Physical Address
304 North Cardinal St.
Dorchester Center, MA 02124
Physical Address
304 North Cardinal St.
Dorchester Center, MA 02124
In the copyright lawsuit filed against Meta, the plaintiffs’ attorney claims that Meta CEO Mark Zuckerberg gave the green light to the team behind the company. Llama AI models using a collection of pirated e-books and articles for training.
The lawsuit against Kadrey Meta is one of many against tech giants that develop artificial intelligence, accusing the companies of training models on copyrighted works without permission. In most cases, defendants like Meta argued that they were protected by fair use, a US legal doctrine that allows copyrighted works to be used to make something new as long as it is sufficiently transformative. Many creators reject this argument.
In new unprocessed documents Plaintiffs against Kadrey Meta, including bestselling authors Sarah Silverman and Ta-Nehisi Coates, who filed Wednesday in the U.S. District Court for the Northern District of California, recounted Meta’s testimony late last year. Meta’s use of a dataset called LibGen for Llama-related training.
Self-described as a “links aggregator,” LibGen provides access to copyrighted works from publishers including Cengage Learning, Macmillan Learning, McGraw Hill, and Pearson Education. LibGen has been sued multiple times, ordered shut down, and fined tens of millions of dollars for copyright infringement.
According to Meta’s testimony, counsel for the plaintiffs said Zuckerberg allowed Meta to use LibGen to develop at least one of its Llama models, despite concerns within Meta’s AI board and others at the company. The document notes that Meta employees refer to LibGen as a “dataset we know to be pirated” and that its use “could damage (Meta’s) negotiating position with regulators.”
The document also refers to a memo stating that Meta’s AI team was “approved to use LibGen” after Meta AI “promoted to MZ” to decision makers. (MZ is pretty obvious shorthand for “Mark Zuckerberg” here.)
The details coincide with a report by The New York Times last April. This suggested that Meta cut corners to collect data for AI. At one point, Meta hired contractors in Africa to compile book summaries and considered buying Simon & Schuster, according to the Times. But company executives determined that negotiating licenses would take too long, arguing that fair use was a strong defense.
Wednesday’s filing contains new accusations that Meta LibGen may have tried to hide the alleged breach by removing attribution data.
According to the plaintiffs’ lawyer, Nikolay Bashlykov, a Meta engineer working at the Llama research group, wrote a script to remove copyright information, including the words “copyright” and “thanks,” from e-books on LibGen. Separately, Meta allegedly removed copyright marks from scientific journal articles and “source metadata” in the training data it used for Llama.

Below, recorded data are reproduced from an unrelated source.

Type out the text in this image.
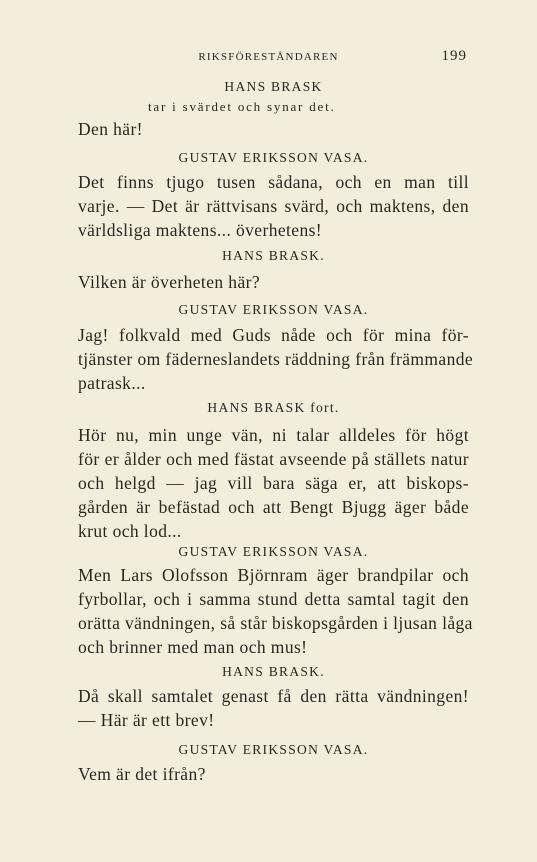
RIKSFÖRESTÅNDAREN	199
HANS BRASK
tar i svärdet och synar det.
Den här!
GUSTAV ERIKSSON VASA.
Det finns tjugo tusen sådana, och en man till
varje. — Det är rättvisans svärd, och maktens, den
världsliga maktens... överhetens!
HANS BRASK.
Vilken är överheten här?
GUSTAV ERIKSSON VASA.
Jag! folkvald med Guds nåde och för mina för-
tjänster om fäderneslandets räddning från främmande
patrask...
HANS BRASK fort.
Hör nu, min unge vän, ni talar alldeles för högt
för er ålder och med fästat avseende på ställets natur
och helgd — jag vill bara säga er, att biskops-
gården är befästad och att Bengt Bjugg äger både
krut och lod...
GUSTAV ERIKSSON VASA.
Men Lars Olofsson Björnram äger brandpilar och
fyrbollar, och i samma stund detta samtal tagit den
orätta vändningen, så står biskopsgården i ljusan låga
och brinner med man och mus!
HANS BRASK.
Då skall samtalet genast få den rätta vändningen!
— Här är ett brev!
GUSTAV ERIKSSON VASA.
Vem är det ifrån?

“This discovery shows that Meta (copyright information) is not only for training purposes, but also to hide copyright infringement, because removing copyrighted works … prevents Llama from removing copyright information that could alert Llama users and the public happens” to the violation of Methane.”

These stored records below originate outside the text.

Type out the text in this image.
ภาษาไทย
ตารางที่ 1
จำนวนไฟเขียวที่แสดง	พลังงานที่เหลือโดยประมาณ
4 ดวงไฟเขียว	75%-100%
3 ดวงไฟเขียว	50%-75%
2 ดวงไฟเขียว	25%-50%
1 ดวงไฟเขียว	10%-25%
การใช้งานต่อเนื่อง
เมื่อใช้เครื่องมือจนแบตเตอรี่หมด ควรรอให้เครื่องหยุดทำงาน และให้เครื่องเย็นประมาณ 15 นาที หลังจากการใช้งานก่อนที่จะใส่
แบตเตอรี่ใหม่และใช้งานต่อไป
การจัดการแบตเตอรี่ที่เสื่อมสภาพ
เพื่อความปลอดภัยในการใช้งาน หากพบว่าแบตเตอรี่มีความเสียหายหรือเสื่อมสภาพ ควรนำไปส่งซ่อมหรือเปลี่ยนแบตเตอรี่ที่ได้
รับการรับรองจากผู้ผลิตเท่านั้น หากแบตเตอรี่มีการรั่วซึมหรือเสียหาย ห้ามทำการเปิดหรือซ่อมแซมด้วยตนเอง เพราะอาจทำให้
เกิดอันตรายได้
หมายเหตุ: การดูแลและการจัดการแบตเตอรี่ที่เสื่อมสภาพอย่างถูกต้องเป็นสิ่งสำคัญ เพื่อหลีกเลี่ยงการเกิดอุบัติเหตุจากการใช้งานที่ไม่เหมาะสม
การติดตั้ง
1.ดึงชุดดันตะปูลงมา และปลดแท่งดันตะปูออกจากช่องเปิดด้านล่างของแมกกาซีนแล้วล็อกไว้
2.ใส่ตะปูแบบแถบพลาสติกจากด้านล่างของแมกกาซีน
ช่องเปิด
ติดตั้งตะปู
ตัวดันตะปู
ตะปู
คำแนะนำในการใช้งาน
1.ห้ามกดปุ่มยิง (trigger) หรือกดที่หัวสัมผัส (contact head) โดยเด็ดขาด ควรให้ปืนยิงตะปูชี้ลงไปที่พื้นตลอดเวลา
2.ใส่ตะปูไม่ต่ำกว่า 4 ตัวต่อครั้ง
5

According to the latest filing, Meta also revealed during depositions that it torrented LibGen, which gave some Meta research engineers pause. Torrenting, a method of distributing files across the Internet, requires torrenters to simultaneously “seed” or download the files they are trying to access.
By torrenting LibGen, thereby facilitating the distribution of its content, Meta effectively engaged in another form of copyright infringement, the plaintiffs’ attorney contends. The lawyer claims that Meta also tried to hide its activity by minimizing the number of files it uploaded.
According to the document, Ahmed Ah-Dahle, Meta’s head of generative AI, “cleared the way” for LibGen to be downloaded via torrent — brushing aside Bashlikov’s remarks that it “might not be legally good.”
“If Meta bought the plaintiffs’ works at a bookstore or borrowed them from a library and taught them the unlicensed Llama models, he would be infringing copyright,” the plaintiffs’ attorney wrote in the filing. “Meta’s decision to bypass legal means of obtaining books and become a knowing participant in an illegal torrenting network … serves as evidence of copyright infringement.”
The meta case is still pending. Currently, this only applies to Meta’s earliest Llama models – not its latest releases. A court could rule in Meta’s favor if it agrees with the company’s fair use argument.
But the allegations don’t bode well for Meta, as presiding Judge Thomas Hixson noted in an order Wednesday denying Meta’s request to redact a large portion of the filing.
“Clearly, Meta’s unsealing requirement is not intended to protect against the disclosure of sensitive business information that competitors could use to their advantage,” Hixson said. “Rather, it is intended to prevent negative publicity.”
We’ve reached out to Meta for comment and will update this piece if we hear back.